Inside Baghdad there is another Baghdad. It is called the Green Zone and my Times colleague Richard Beeston wrote about it in The Spectator a few weeks ago. I visited the Green Zone last month. This was virtual reality. Outside lies a dirty and dangerous country. Within, you encounter a magic park where newly planted young trees wave in the breeze and hopeful Americans with perfect teeth speak only of freedom.
I had come to attend one of the regular press conferences at which the US generals commanding the different military zones report progress in their sector. Inside are marbled halls built by Saddam for an international convention which never convened, and along with a gaggle of local and foreign journalists I waited as a young US soldier adjusted the lectern and projected on to the podium backdrop (in English and Arabic) the logo of the Coalition Provisional Authority: ‘Liberty, Equality’; Fraternity has been dropped. Off-message, gender-balance-wise. Another soldier, more senior this time, announced the programme of speakers and asked us to switch off our mobile phones.
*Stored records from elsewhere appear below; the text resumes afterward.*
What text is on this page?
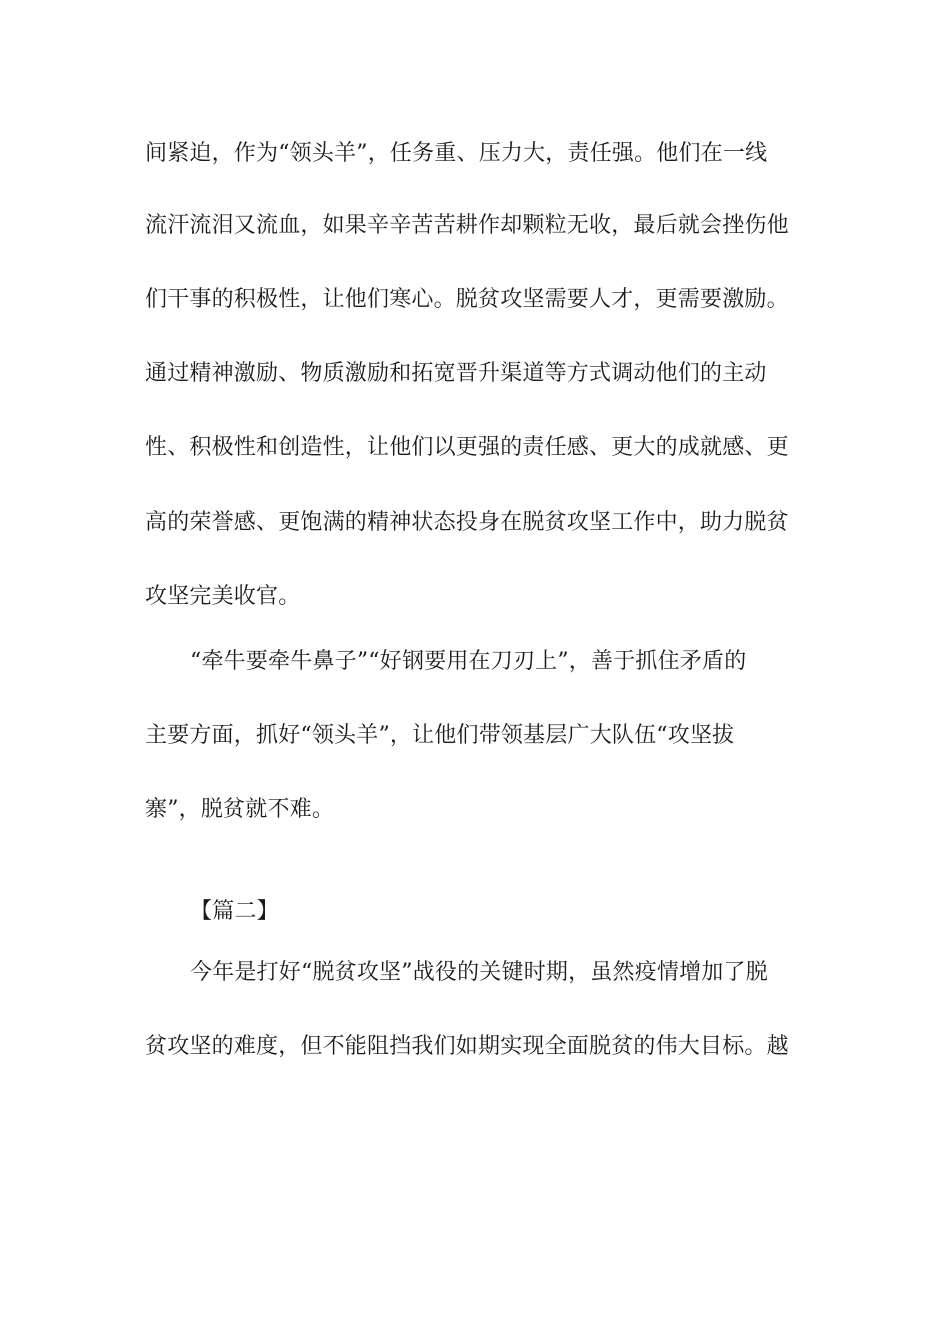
间紧迫，作为“领头羊”，任务重、压力大，责任强。他们在一线
流汗流泪又流血，如果辛辛苦苦耕作却颗粒无收，最后就会挫伤他
们干事的积极性，让他们寒心。脱贫攻坚需要人才，更需要激励。
通过精神激励、物质激励和拓宽晋升渠道等方式调动他们的主动
性、积极性和创造性，让他们以更强的责任感、更大的成就感、更
高的荣誉感、更饱满的精神状态投身在脱贫攻坚工作中，助力脱贫
攻坚完美收官。
“牵牛要牵牛鼻子”“好钢要用在刀刃上”，善于抓住矛盾的
主要方面，抓好“领头羊”，让他们带领基层广大队伍“攻坚拔
寨”，脱贫就不难。
【篇二】
今年是打好“脱贫攻坚”战役的关键时期，虽然疫情增加了脱
贫攻坚的难度，但不能阻挡我们如期实现全面脱贫的伟大目标。越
A third soldier came in to adjust the microphones.
Soldiers do most things in the Green Zone. They march about saluting each other, set up the press conferences and take the press conferences. In their ideal world they would also ask the questions and then report their own answers. All are dressed in similar pale-yellow-beige, sandy-looking camouflages. All, from generals down, wear pale desert boots. Most have pale Caucasian faces and many have sandy hair too. From time to time, even in the Green Zone, one of this bleached, almost eyebrowless tribe quicksteps tightly past a representative of the Iraq outside — a nation of swarthy, dark-skinned people with thick black hair, bushy eyebrows, colourful shirts, bad teeth and a looser walk. You get the weird impression that one or the other — the soldier or the Iraqi — must be a ghost: two figures in a photograph in which one figure has been horribly overexposed.